Thursday, December 24, 2009

It was a few days after Christmas 2006 that Napa Valley real estate agent Kate Hanni became a political activist. The airlines drove her to it.

Hanni, her husband and sons were flying from San Francisco to Mobile, Ala., by way of Dallas, when bad weather diverted their flight to Austin. Storms happen, but what followed never should have occurred. The Hannis and their fellow American Airline passengers were stuck on the tarmac for nine grueling hours.

In 2007, Hanni’s was born.

Less than three years later, Hanni’s activism paid off. Monday, Transportation Secretary Ray LaHood announced new rules that prohibit U.S. airlines from keeping planes on the tarmac for more than three hours – absent a strong security reason – and require airlines to provide food and potable water – as well as working toilets – after two hours of on-the-ground delay. The new rules go into effect after 120 days.

The Air Transport Association has opposed a tarmac time limit on the grounds that a three-hour deadline will only add to delays and cancellations when stormy weather jams the works. What is more, if passengers have the option to deplane, there could be fights between those who want off the plane, and those who want to keep the plane’s place in line.

Should such problems arise, the administration should consider tweaking the rules.

Or it could be that the new rules will improve flying and the airlines’ image. Hanni did not become enraged because of unforeseeable or unmanageable problems. She got angry because she was stuck in plane for nine hours for no good reason.
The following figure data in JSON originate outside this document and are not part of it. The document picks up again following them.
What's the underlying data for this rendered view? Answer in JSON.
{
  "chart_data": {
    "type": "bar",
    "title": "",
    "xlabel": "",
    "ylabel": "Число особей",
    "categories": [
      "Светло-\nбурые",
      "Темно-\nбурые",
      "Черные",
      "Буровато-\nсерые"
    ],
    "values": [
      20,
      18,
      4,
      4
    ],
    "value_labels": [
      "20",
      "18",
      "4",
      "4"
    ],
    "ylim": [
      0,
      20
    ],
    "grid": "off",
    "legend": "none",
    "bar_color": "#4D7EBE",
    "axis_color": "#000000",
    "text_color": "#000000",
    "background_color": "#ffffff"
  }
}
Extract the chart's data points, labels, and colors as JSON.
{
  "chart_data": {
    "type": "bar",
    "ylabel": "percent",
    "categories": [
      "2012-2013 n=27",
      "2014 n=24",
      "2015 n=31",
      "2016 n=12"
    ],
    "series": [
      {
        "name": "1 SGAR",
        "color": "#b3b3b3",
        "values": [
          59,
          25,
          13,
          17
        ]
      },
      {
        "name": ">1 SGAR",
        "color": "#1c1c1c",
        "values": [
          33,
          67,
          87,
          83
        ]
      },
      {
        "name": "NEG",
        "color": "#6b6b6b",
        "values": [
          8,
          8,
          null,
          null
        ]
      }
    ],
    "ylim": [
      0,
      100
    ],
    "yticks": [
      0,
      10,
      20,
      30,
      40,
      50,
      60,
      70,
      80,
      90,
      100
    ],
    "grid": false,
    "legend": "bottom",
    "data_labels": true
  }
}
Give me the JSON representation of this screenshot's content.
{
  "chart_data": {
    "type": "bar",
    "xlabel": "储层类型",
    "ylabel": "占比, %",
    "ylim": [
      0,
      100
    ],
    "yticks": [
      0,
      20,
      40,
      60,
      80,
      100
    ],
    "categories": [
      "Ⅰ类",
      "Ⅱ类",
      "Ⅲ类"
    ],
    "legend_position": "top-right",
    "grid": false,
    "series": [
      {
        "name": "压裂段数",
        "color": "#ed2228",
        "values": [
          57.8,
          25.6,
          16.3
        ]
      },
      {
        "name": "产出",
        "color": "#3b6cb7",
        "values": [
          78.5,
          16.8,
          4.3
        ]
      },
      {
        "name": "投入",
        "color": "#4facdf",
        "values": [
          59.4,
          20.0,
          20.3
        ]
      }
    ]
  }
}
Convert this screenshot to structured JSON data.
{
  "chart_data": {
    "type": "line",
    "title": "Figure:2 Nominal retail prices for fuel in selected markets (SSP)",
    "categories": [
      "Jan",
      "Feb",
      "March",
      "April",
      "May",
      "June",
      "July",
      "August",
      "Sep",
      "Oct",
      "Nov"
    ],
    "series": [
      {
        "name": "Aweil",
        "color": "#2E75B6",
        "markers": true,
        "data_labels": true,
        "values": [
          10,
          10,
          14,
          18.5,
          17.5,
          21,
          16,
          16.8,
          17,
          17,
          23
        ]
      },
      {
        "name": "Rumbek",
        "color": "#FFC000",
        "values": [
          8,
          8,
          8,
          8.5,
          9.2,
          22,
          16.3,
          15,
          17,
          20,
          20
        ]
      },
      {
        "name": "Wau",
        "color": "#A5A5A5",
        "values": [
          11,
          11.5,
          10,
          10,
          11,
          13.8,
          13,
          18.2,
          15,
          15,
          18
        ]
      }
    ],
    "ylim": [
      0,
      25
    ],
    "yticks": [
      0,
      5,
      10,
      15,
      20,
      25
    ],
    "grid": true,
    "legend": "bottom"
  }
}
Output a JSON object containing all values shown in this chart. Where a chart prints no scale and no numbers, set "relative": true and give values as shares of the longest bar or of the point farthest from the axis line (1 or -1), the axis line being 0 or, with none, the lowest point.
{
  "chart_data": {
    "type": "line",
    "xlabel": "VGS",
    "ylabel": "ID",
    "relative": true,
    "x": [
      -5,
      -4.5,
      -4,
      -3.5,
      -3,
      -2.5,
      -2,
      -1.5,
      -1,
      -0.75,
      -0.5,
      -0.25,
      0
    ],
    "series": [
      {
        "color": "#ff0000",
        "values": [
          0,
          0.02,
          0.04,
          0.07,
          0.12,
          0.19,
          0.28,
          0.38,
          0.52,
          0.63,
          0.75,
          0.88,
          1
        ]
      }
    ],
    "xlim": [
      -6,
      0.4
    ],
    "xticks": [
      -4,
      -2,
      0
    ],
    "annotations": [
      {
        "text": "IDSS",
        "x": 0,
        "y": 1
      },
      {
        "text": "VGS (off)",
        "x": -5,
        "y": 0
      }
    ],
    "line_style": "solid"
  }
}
Passengers aboard a Continental ExpressJet flight who were rerouted to Rochester, Minn., at midnight one August night, and held on board for six hours, voiced similar complaints – smelly toilets and no food, when they were so close to an airport with restrooms and water fountains.

Hanni may have exaggerated when she referred to her experience as “imprisonment” – but it unquestionably isn’t healthy.